Dans les services, l’activité s’est renforcée en mai et s’est accrue de +5% en g.a. sur les cinq premiers mois de 2024 (à comparer à la croissance moyenne de +7,6% pendant les trois années précédant la pandémie). Les secteurs de services ont bénéficié au mois de mai du léger regain des ventes au détail, dont la progression est néanmoins restée modeste (+3,7% en g.a. en valeur). L’inflation est toujours très faible : l’indice des prix à la consommation a augmenté de +0,3% en g.a en avril et en mai, après un trimestre d’inflation nulle au T1 2024.
Cependant, le principal frein à la croissance de la demande intérieure reste puissant, puisque la crise immobilière ne montre pas de signe d’amélioration. Les volumes de ventes de logements continuent de se contracter (-24% en g.a. sur les cinq premiers mois de 2024), de même que les démarrages de chantiers (-25% sur les cinq premiers mois de 2024). L’investissement dans le secteur immobilier a poursuivi sa chute (environ -10% en g.a. sur les cinq premiers mois de 2024). En outre, la baisse des prix immobiliers s’est aggravée (-7,5% en g.a. en moyenne en mai pour les logements anciens dans les 70 principales villes, contre -4,1% en g.a. en décembre 2023).
Le train de nouvelles mesures de soutien annoncé en mai par les autorités (avec un nouvel assouplissement des conditions de prêts hypothécaires et un programme d’achat de logements invendus par les collectivités locales) n’a pas encore pu avoir d’effets positifs sur l’activité du secteur immobilier.
De même, en dépit des mesures d’assouplissement monétaire, la croissance des crédits à l’économie a ralenti depuis le début de l’année. L’encours total des financements domestiques (« Total Aggregate Financing », TAF) a augmenté de 8,4% en g.a. en mai 2024, contre +9,8% en décembre 2023, et l’encours des prêts bancaires en monnaie locale (qui représentent 64% du TAF) a augmenté de +8,9% en g.a. en mai, contre +10,9% en décembre. En revanche, les émissions obligataires par le gouvernement et les collectivités locales ont continué d’augmenter à un rythme soutenu depuis le T4 2023, afin d’accompagner la hausse des dépenses publiques.

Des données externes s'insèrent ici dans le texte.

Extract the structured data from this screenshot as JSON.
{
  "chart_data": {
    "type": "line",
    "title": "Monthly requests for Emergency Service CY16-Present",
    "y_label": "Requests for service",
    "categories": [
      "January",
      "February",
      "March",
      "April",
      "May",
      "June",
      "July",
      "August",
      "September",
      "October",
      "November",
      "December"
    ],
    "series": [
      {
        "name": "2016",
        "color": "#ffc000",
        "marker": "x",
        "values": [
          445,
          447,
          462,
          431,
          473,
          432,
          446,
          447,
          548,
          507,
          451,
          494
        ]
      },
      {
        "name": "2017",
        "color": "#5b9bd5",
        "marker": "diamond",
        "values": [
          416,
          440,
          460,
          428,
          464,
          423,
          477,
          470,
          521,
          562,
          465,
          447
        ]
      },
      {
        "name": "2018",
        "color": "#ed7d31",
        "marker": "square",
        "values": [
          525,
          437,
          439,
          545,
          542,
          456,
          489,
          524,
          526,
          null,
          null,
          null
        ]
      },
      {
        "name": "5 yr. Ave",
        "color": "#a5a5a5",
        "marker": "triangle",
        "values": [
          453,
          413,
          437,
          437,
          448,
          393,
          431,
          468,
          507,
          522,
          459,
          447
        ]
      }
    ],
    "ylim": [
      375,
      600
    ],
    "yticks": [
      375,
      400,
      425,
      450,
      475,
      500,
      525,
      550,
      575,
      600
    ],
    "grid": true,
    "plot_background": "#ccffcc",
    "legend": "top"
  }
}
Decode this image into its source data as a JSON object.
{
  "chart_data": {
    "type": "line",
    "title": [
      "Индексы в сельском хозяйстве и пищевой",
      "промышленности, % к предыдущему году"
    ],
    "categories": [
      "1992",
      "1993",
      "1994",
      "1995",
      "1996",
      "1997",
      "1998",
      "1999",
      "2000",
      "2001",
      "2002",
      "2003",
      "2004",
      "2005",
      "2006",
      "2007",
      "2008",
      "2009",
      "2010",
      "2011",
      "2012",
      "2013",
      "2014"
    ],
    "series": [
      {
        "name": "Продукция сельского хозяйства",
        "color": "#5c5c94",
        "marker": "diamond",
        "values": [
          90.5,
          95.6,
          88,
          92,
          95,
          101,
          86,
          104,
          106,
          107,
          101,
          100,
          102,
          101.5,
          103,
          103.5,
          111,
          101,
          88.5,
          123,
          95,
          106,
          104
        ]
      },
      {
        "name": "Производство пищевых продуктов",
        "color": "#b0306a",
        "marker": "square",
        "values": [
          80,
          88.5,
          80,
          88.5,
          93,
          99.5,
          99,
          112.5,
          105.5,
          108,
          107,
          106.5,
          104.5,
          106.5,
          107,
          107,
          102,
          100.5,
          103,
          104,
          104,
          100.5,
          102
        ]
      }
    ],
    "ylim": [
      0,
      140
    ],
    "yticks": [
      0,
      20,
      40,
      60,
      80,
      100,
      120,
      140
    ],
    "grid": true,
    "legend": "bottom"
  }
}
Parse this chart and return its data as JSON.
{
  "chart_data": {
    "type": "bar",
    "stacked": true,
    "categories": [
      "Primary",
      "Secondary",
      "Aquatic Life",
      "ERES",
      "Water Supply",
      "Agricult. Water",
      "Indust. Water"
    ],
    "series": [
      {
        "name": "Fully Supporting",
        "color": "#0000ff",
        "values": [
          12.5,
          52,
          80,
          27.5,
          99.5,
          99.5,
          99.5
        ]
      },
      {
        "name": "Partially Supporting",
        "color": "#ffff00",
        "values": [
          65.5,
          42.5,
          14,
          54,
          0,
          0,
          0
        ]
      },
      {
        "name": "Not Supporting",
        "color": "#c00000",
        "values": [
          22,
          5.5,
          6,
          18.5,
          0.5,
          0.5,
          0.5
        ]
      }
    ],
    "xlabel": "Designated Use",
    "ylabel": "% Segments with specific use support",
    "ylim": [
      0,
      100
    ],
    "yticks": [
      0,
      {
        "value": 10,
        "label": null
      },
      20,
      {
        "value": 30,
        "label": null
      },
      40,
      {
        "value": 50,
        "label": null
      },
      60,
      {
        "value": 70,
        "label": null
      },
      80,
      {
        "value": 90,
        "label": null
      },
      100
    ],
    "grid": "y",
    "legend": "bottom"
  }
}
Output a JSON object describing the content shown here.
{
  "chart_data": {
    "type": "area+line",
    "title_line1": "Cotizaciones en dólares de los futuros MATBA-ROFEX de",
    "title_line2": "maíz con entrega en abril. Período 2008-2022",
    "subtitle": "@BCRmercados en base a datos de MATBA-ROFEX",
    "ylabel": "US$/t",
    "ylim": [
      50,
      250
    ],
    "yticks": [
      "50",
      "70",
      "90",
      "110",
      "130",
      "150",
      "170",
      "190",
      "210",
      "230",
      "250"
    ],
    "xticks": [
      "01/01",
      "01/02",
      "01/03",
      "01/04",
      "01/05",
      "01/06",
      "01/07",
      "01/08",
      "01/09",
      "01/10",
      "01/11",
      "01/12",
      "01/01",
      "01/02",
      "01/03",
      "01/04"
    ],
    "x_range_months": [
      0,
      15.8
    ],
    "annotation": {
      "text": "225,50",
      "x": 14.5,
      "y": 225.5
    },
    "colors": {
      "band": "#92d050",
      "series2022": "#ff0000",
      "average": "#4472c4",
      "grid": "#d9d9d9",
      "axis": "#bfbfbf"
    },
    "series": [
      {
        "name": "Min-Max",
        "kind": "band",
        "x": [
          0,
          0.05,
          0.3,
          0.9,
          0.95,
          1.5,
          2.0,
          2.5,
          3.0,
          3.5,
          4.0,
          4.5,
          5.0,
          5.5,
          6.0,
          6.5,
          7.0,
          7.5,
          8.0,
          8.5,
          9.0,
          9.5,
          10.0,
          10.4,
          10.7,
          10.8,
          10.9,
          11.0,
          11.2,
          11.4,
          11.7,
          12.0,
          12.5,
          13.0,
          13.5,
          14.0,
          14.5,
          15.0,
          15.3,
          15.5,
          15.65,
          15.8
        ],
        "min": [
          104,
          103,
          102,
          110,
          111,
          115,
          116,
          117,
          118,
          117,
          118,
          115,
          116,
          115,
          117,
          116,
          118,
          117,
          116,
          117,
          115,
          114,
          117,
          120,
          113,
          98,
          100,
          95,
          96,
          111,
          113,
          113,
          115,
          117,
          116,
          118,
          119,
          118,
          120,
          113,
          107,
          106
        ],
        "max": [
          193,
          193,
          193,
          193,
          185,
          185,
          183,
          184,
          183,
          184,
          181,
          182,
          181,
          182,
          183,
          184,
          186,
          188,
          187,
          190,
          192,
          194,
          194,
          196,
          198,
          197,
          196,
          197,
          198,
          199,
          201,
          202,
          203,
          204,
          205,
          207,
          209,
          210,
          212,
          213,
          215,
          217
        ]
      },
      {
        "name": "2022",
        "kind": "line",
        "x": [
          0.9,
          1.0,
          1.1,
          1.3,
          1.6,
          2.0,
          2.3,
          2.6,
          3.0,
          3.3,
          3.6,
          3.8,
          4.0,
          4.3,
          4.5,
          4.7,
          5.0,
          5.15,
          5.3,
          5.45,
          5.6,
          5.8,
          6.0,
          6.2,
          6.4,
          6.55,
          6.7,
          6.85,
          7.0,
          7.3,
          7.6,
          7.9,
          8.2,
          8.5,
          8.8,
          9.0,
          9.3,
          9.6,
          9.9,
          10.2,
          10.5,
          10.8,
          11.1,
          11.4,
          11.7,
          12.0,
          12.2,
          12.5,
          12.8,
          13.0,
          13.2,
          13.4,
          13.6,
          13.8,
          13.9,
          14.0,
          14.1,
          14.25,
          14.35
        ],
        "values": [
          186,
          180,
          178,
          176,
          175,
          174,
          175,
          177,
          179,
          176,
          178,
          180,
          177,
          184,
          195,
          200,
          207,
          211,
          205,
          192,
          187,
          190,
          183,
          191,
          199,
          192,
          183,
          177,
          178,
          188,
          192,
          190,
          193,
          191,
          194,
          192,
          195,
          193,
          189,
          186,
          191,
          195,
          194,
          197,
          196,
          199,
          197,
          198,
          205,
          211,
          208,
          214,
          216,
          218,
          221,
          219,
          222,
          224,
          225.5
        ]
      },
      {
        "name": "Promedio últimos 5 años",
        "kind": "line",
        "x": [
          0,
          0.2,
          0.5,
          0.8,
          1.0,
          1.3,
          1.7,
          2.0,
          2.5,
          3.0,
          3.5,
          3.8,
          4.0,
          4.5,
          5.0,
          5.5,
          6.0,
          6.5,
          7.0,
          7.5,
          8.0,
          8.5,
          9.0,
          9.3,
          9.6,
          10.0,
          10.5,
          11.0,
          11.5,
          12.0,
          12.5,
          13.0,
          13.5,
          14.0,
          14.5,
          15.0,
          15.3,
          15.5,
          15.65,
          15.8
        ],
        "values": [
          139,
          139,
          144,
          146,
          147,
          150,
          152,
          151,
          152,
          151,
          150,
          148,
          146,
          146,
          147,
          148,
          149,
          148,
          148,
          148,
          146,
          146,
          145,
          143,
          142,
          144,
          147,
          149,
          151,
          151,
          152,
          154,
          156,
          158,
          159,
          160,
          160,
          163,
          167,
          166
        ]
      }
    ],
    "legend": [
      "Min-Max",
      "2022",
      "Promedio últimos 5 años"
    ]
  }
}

Étant donné la persistance de la crise immobilière, le manque de vigueur de l’activité dans les services et l’émergence de nouveaux risques pesant sur les perspectives d’exportation, les autorités devraient encore assouplir leurs politiques monétaire et budgétaire dans les prochains mois. Elles garderont une attitude prudente. Leur marge de manœuvre pour stimuler le crédit est toujours très contrainte par le niveau excessif de l’endettement des entreprises et des collectivités locales, et le gouverneur de la banque centrale a d’ailleurs récemment précisé que le soutien à l’activité devait davantage passer par une meilleure allocation des crédits plutôt que par une hausse plus rapide de leur encours total.
En outre, l’action de la banque centrale est actuellement gênée par les sorties de capitaux et les pressions à la baisse sur le yuan. Celles-ci devraient se réduire une fois le cycle de baisse des taux entamé par la Réserve Fédérale américaine, soit au dernier trimestre de cette année, selon nos prévisions.